Testing your audio unit with AU Lab lets you test:
Behavior, in terms of being found by a host, displayed in a menu, and opened
View, both generic and custom
Audible performance
Interaction with other audio units when placed in an audio processing graph
I/O capabilities, such as sidechains and multiple outputs, as well as basic testing of monaural and stereophonic operation
In Mac OS X v10.4 “Tiger,” AU Lab lets you test the following types of audio units:
Converter units
Effect units
Generator units
Instrument units
AU Lab lets you control some of its hosting characteristics, which lets you test the behavior of your audio unit under varying conditions. For example, you can change the number of frames of audio data to process in each rendering cycle. You do this using Devices Preferences.
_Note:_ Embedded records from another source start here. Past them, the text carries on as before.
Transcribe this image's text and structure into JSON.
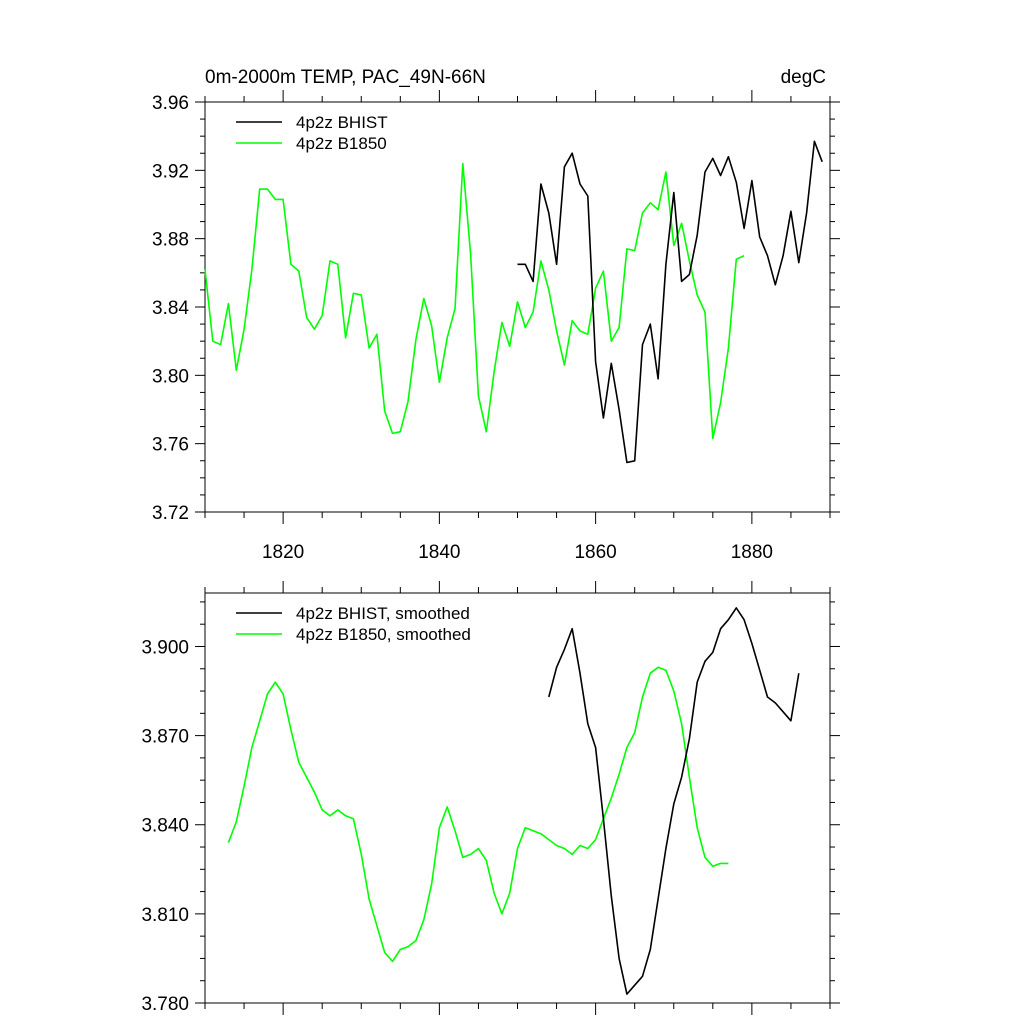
{
  "chart_data": [
    {
      "type": "line",
      "title": "0m-2000m TEMP, PAC_49N-66N",
      "units": "degC",
      "xlim": [
        1810,
        1890
      ],
      "ylim": [
        3.72,
        3.96
      ],
      "xticks": [
        1820,
        1840,
        1860,
        1880
      ],
      "yticks": [
        3.72,
        3.76,
        3.8,
        3.84,
        3.88,
        3.92,
        3.96
      ],
      "ytick_decimals": 2,
      "legend_position": "top-left",
      "series": [
        {
          "name": "4p2z BHIST",
          "color": "#000000",
          "x": [
            1850,
            1851,
            1852,
            1853,
            1854,
            1855,
            1856,
            1857,
            1858,
            1859,
            1860,
            1861,
            1862,
            1863,
            1864,
            1865,
            1866,
            1867,
            1868,
            1869,
            1870,
            1871,
            1872,
            1873,
            1874,
            1875,
            1876,
            1877,
            1878,
            1879,
            1880,
            1881,
            1882,
            1883,
            1884,
            1885,
            1886,
            1887,
            1888,
            1889
          ],
          "values": [
            3.865,
            3.865,
            3.855,
            3.912,
            3.895,
            3.865,
            3.922,
            3.93,
            3.912,
            3.905,
            3.808,
            3.775,
            3.807,
            3.78,
            3.749,
            3.75,
            3.818,
            3.83,
            3.798,
            3.865,
            3.907,
            3.855,
            3.859,
            3.882,
            3.919,
            3.927,
            3.917,
            3.928,
            3.913,
            3.886,
            3.914,
            3.881,
            3.87,
            3.853,
            3.87,
            3.896,
            3.866,
            3.895,
            3.937,
            3.925
          ]
        },
        {
          "name": "4p2z B1850",
          "color": "#00ff00",
          "x": [
            1810,
            1811,
            1812,
            1813,
            1814,
            1815,
            1816,
            1817,
            1818,
            1819,
            1820,
            1821,
            1822,
            1823,
            1824,
            1825,
            1826,
            1827,
            1828,
            1829,
            1830,
            1831,
            1832,
            1833,
            1834,
            1835,
            1836,
            1837,
            1838,
            1839,
            1840,
            1841,
            1842,
            1843,
            1844,
            1845,
            1846,
            1847,
            1848,
            1849,
            1850,
            1851,
            1852,
            1853,
            1854,
            1855,
            1856,
            1857,
            1858,
            1859,
            1860,
            1861,
            1862,
            1863,
            1864,
            1865,
            1866,
            1867,
            1868,
            1869,
            1870,
            1871,
            1872,
            1873,
            1874,
            1875,
            1876,
            1877,
            1878,
            1879
          ],
          "values": [
            3.862,
            3.82,
            3.818,
            3.842,
            3.803,
            3.827,
            3.862,
            3.909,
            3.909,
            3.903,
            3.903,
            3.865,
            3.861,
            3.834,
            3.827,
            3.835,
            3.867,
            3.865,
            3.822,
            3.848,
            3.847,
            3.816,
            3.824,
            3.779,
            3.766,
            3.767,
            3.785,
            3.821,
            3.845,
            3.829,
            3.796,
            3.822,
            3.839,
            3.924,
            3.871,
            3.788,
            3.767,
            3.802,
            3.831,
            3.817,
            3.843,
            3.828,
            3.837,
            3.867,
            3.85,
            3.826,
            3.806,
            3.832,
            3.826,
            3.824,
            3.851,
            3.861,
            3.82,
            3.828,
            3.874,
            3.873,
            3.895,
            3.901,
            3.897,
            3.919,
            3.876,
            3.889,
            3.867,
            3.847,
            3.837,
            3.763,
            3.784,
            3.816,
            3.868,
            3.87
          ]
        }
      ]
    },
    {
      "type": "line",
      "title": "",
      "xlim": [
        1810,
        1890
      ],
      "ylim": [
        3.78,
        3.918
      ],
      "xticks": [
        1820,
        1840,
        1860,
        1880
      ],
      "yticks": [
        3.78,
        3.81,
        3.84,
        3.87,
        3.9
      ],
      "ytick_decimals": 3,
      "legend_position": "top-left",
      "series": [
        {
          "name": "4p2z BHIST, smoothed",
          "color": "#000000",
          "x": [
            1854,
            1855,
            1856,
            1857,
            1858,
            1859,
            1860,
            1861,
            1862,
            1863,
            1864,
            1865,
            1866,
            1867,
            1868,
            1869,
            1870,
            1871,
            1872,
            1873,
            1874,
            1875,
            1876,
            1877,
            1878,
            1879,
            1880,
            1881,
            1882,
            1883,
            1884,
            1885,
            1886
          ],
          "values": [
            3.883,
            3.893,
            3.899,
            3.906,
            3.891,
            3.874,
            3.866,
            3.842,
            3.816,
            3.795,
            3.783,
            3.786,
            3.789,
            3.798,
            3.815,
            3.832,
            3.847,
            3.856,
            3.869,
            3.888,
            3.895,
            3.898,
            3.906,
            3.909,
            3.913,
            3.909,
            3.901,
            3.892,
            3.883,
            3.881,
            3.878,
            3.875,
            3.891
          ]
        },
        {
          "name": "4p2z B1850, smoothed",
          "color": "#00ff00",
          "x": [
            1813,
            1814,
            1815,
            1816,
            1817,
            1818,
            1819,
            1820,
            1821,
            1822,
            1823,
            1824,
            1825,
            1826,
            1827,
            1828,
            1829,
            1830,
            1831,
            1832,
            1833,
            1834,
            1835,
            1836,
            1837,
            1838,
            1839,
            1840,
            1841,
            1842,
            1843,
            1844,
            1845,
            1846,
            1847,
            1848,
            1849,
            1850,
            1851,
            1852,
            1853,
            1854,
            1855,
            1856,
            1857,
            1858,
            1859,
            1860,
            1861,
            1862,
            1863,
            1864,
            1865,
            1866,
            1867,
            1868,
            1869,
            1870,
            1871,
            1872,
            1873,
            1874,
            1875,
            1876,
            1877
          ],
          "values": [
            3.834,
            3.841,
            3.853,
            3.866,
            3.875,
            3.884,
            3.888,
            3.884,
            3.872,
            3.861,
            3.856,
            3.851,
            3.845,
            3.843,
            3.845,
            3.843,
            3.842,
            3.83,
            3.815,
            3.806,
            3.797,
            3.794,
            3.798,
            3.799,
            3.801,
            3.808,
            3.82,
            3.839,
            3.846,
            3.838,
            3.829,
            3.83,
            3.832,
            3.828,
            3.817,
            3.81,
            3.817,
            3.832,
            3.839,
            3.838,
            3.837,
            3.835,
            3.833,
            3.832,
            3.83,
            3.833,
            3.832,
            3.835,
            3.842,
            3.849,
            3.857,
            3.866,
            3.871,
            3.883,
            3.891,
            3.893,
            3.892,
            3.885,
            3.874,
            3.856,
            3.839,
            3.829,
            3.826,
            3.827,
            3.827
          ]
        }
      ]
    }
  ]
}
In AU Lab, choose Preferences from the AU Lab menu. Click Devices to show Devices Preferences:
Click the Frames pop-up menu. You can choose the number of frames for your audio unit to process in each rendering cycle:
Click the disclosure triangle for Expert Settings. You can vary the slider to choose the percentage of CPU time to devote to audio processing. This lets you test the behavior of your audio unit under varying load conditions:
As an audio unit developer, you'll want to stay up to date with the host applications your target market is using. Apple recommends that you test your audio units with, at least, Apple’s suite of professional host applications:
GarageBand
Logic Pro
Soundtrack Pro
Final Cut Pro
There are many third-party and open source applications that support audio units, among them Ableton Live, Amadeus, Audacity, Cubase, Digital Performer, DSP-Quattro, Peak, Rax, and Metro.